Carbon in Leach (CIL): Auslaugung und Adsorption werden kombiniert und gleichzeitig in derselben Tankreihe durchgeführt. Dieses Verfahren eignet sich besonders für Erze, die „goldraubende“ Stoffe (andere Stoffe, die Gold adsorbieren können) enthalten, da Aktivkohle mit diesen um den Schutz des gelösten Goldes konkurrieren kann. Aufgrund der geringen Goldkonzentration in der Lösung bei unvollständiger Laugung ist jedoch in der Regel ein größerer Vorrat an Aktivkohle erforderlich, und das Anreicherungsverhältnis beträgt im Allgemeinen 800–1000.

Pumpcell-Prozess: Nimmt einen Betriebsmodus an, der einem Karussell ähnelt. Der Gegenstrom wird durch regelmäßige Rotation des Zellstoffzuführungspunkts und des Tailings-Entleerungspunkts erreicht, ohne dass eine physische Bewegung des Kohlenstoffzellstoffs erforderlich ist. Diese Methode reduziert die Rückvermischung, verwaltet Kohlenstoff in Chargen, kann ein höheres Anreicherungsverhältnis (1500–2500 oder höher) erreichen und verfügt über ein kompakteres Gerätevolumen.

Die Prozessauswahl hängt von verschiedenen Faktoren wie Erzeigenschaften, Designmaßstab, Investition und Betriebskosten ab.
VI. Prozessüberwachung und -bilanz Der stabile Betrieb einer CIP/CIL-Anlage hängt von der Überwachung wichtiger Parameter ab, die hauptsächlich anhand zweier „Aspekte“ bewertet wird:
- Goldkonzentration in der Lösung: Überwachen Sie den Goldgehalt in der Lösung am Auslass jedes Adsorptionstanks.
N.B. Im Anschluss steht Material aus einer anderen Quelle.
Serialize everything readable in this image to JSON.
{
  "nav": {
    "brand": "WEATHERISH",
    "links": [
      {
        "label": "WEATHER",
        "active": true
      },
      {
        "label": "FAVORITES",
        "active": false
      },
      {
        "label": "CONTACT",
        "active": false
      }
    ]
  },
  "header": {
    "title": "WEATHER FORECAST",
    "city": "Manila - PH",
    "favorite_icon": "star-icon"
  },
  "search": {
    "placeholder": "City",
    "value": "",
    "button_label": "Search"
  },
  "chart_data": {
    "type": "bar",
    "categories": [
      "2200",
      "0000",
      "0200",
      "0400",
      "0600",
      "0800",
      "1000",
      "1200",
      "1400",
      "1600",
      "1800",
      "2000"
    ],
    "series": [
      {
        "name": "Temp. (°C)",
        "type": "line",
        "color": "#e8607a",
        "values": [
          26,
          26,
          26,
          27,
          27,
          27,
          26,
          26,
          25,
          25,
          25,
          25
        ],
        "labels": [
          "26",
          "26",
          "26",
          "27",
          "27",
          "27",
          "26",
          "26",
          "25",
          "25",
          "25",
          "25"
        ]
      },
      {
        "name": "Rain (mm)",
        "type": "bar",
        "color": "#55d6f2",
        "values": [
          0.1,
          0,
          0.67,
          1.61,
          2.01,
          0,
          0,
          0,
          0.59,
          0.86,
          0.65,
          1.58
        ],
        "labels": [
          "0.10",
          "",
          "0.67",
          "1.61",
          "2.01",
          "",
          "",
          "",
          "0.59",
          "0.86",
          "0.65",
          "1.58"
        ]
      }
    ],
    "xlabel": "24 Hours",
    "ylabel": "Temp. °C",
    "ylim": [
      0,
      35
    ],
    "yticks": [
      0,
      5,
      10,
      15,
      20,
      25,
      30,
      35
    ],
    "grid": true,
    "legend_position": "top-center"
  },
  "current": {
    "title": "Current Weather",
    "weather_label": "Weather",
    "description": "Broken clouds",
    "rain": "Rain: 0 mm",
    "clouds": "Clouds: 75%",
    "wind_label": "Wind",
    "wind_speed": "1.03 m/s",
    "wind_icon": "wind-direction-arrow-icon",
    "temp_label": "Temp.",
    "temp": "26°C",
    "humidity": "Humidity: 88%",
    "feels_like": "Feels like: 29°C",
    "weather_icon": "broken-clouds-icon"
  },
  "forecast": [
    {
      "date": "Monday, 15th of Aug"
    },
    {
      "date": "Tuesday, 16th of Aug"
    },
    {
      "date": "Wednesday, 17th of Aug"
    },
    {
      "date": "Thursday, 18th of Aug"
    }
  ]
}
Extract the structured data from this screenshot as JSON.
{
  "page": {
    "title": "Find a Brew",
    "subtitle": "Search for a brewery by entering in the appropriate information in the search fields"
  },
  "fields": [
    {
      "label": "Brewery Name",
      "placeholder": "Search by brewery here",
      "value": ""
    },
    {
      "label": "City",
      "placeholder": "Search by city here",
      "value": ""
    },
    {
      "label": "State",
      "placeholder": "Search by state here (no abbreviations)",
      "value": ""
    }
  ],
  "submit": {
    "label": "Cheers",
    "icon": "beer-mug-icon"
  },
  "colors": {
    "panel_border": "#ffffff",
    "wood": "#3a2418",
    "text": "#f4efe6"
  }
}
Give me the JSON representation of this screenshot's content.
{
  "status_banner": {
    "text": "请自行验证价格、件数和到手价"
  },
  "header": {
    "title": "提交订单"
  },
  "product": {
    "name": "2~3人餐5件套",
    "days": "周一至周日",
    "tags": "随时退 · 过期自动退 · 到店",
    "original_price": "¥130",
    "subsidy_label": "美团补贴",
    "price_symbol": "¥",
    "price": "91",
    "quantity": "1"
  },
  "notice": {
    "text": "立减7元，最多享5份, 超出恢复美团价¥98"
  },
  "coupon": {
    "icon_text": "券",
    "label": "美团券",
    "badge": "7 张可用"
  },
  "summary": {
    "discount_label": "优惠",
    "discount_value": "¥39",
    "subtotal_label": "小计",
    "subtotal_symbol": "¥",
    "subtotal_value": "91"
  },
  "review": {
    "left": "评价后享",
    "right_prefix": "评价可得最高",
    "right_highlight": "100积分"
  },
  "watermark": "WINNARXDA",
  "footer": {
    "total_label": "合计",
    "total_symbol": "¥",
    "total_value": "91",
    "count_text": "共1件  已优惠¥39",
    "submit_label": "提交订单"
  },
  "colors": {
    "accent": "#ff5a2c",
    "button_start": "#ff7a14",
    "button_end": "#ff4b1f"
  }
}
Dieser sollte einen deutlichen, schrittweisen Abwärtstrend aufweisen.
- Goldkonzentration in mit Gold-beladenem Kohlenstoff: Überwachen Sie die Goldbeladung der Aktivkohle in jedem Adsorptionstank, die von vorne nach hinten einen schrittweisen Abwärtstrend-für-zeigen sollte.
Eine regelmäßige Analyse dieser Aspekte, kombiniert mit Tests der kinetischen Adsorptionsrate (Aktivität) von Aktivkohle, kann der Anlage dabei helfen, Probleme wie Giftansammlung, verringerte Anlageneffizienz oder betriebliches Ungleichgewicht rechtzeitig zu erkennen und so die optimale Goldgewinnungsrate aufrechtzuerhalten.
Aktivkohle spielt bei der Goldgewinnung eine unersetzliche Rolle. Vom Grundprinzip der Adsorption von Goldcyanid-Ionenpaaren über die Bewältigung der praktischen Herausforderungen organischer und anorganischer Gifte und Ablagerungen bis hin zur Desorptionsrückgewinnung und Prozessauswahl stellt der gesamte Prozess ein komplexes und effizientes technisches System dar. Ein tiefes Verständnis und eine präzise Kontrolle der Aktivkohleeigenschaften, der Prozessbedingungen und des Systemgleichgewichts sind der Kern einer effizienten und wirtschaftlichen Goldrückgewinnung.